The South African government
also struck at leading white liberals like those around the Christian Institute
of Southern Africa, an ecumenical group noted for its authoritative reports on
apartheid. Donald Woods, the white editor of the Daily Dispatch, was
arrested as he was preparing to board a flight to New York. Invited to the
United States by the American ambassador to South Africa, William G. Bowdler,
Woods was to have met with Secretary of State Cyrus R. Vance, United Nations
Ambassador Andrew Young, and possibly President Carter. Under banning,
Woods is forbidden to work as a journalist or to write or speak for publication.

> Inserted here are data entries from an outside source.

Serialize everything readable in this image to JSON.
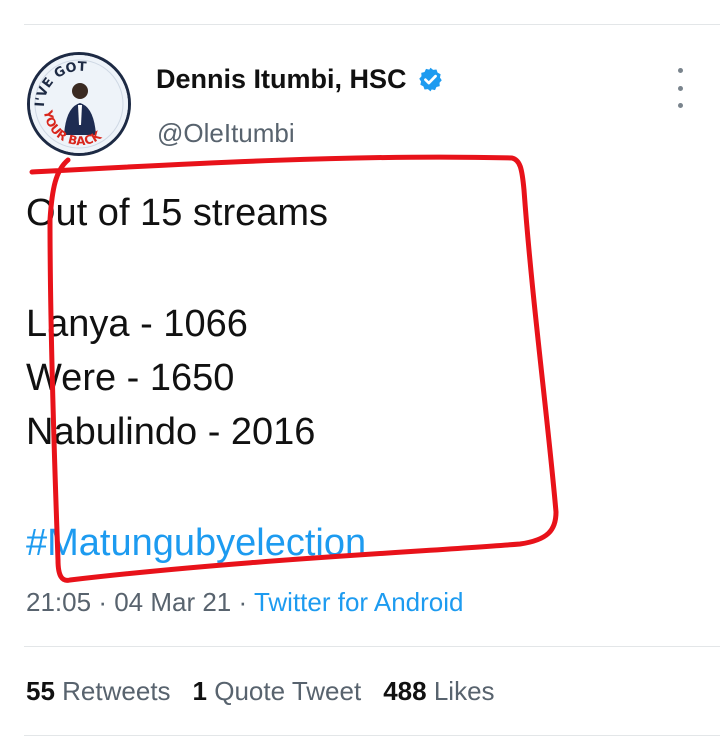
{
  "author": {
    "name": "Dennis Itumbi, HSC",
    "handle": "@OleItumbi",
    "avatar_text_top": "I'VE GOT",
    "avatar_text_bottom": "YOUR BACK"
  },
  "tweet": {
    "line1": "Out of 15 streams",
    "results": [
      "Lanya - 1066",
      "Were - 1650",
      "Nabulindo - 2016"
    ],
    "hashtag": "#Matungubyelection",
    "time": "21:05",
    "date": "04 Mar 21",
    "source": "Twitter for Android"
  },
  "stats": {
    "retweets_count": "55",
    "retweets_label": "Retweets",
    "quote_count": "1",
    "quote_label": "Quote Tweet",
    "likes_count": "488",
    "likes_label": "Likes"
  },
  "colors": {
    "link": "#1d9bf0",
    "annotation": "#e8121a",
    "verified": "#1d9bf0"
  }
}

In addition, he is restricted to East London in Cape Province, subject to a
dusk-to-dawn curfew, and limited to meeting only one person at a time other than
members of his own family. Just as the crackdown was a clear rebuke of Western
opinion, the arrest of Woods was a challenge to the
Carter administration's human rights policy and its
opposition to apartheid. The South African action undoubtedly complicated the
British-American effort to secure a peaceful transition to majority rule in
Rhodesia as well.
The crackdown also marked an
accelerating restriction of the political freedoms that have long been South
Africa's selling point in asking for time and tolerance from the West. Not only
was the World, the leading black newspaper and the second largest in all
of South Africa, closed down, but its editor Percy Qoboza was detained without
trial, a status that can be prolonged indefinitely by the government. Along with
the arrest of Woods, this was clearly intended to warn other newspapers
"not to abuse" the right of criticism. Threats against the press have
become a regular feature of speeches by government leaders in recent weeks and
it is widely expected that harsh measures controlling the press will be passed
by the new Parliament in January.
The willingness to consider the
need for change that existed among white South Africans for a brief interlude
following the Soweto riots has been extinguished. With white liberals and
moderates weak and disunited, the overwhelming majority of whites appear
determined to retain their domination by increased repression and the
abridgement of democracy, whatever the cost. The cost is likely to be high. Only
a political miracle seems capable of reversing a political dynamic that is
inevitable heading for confrontation and explosion.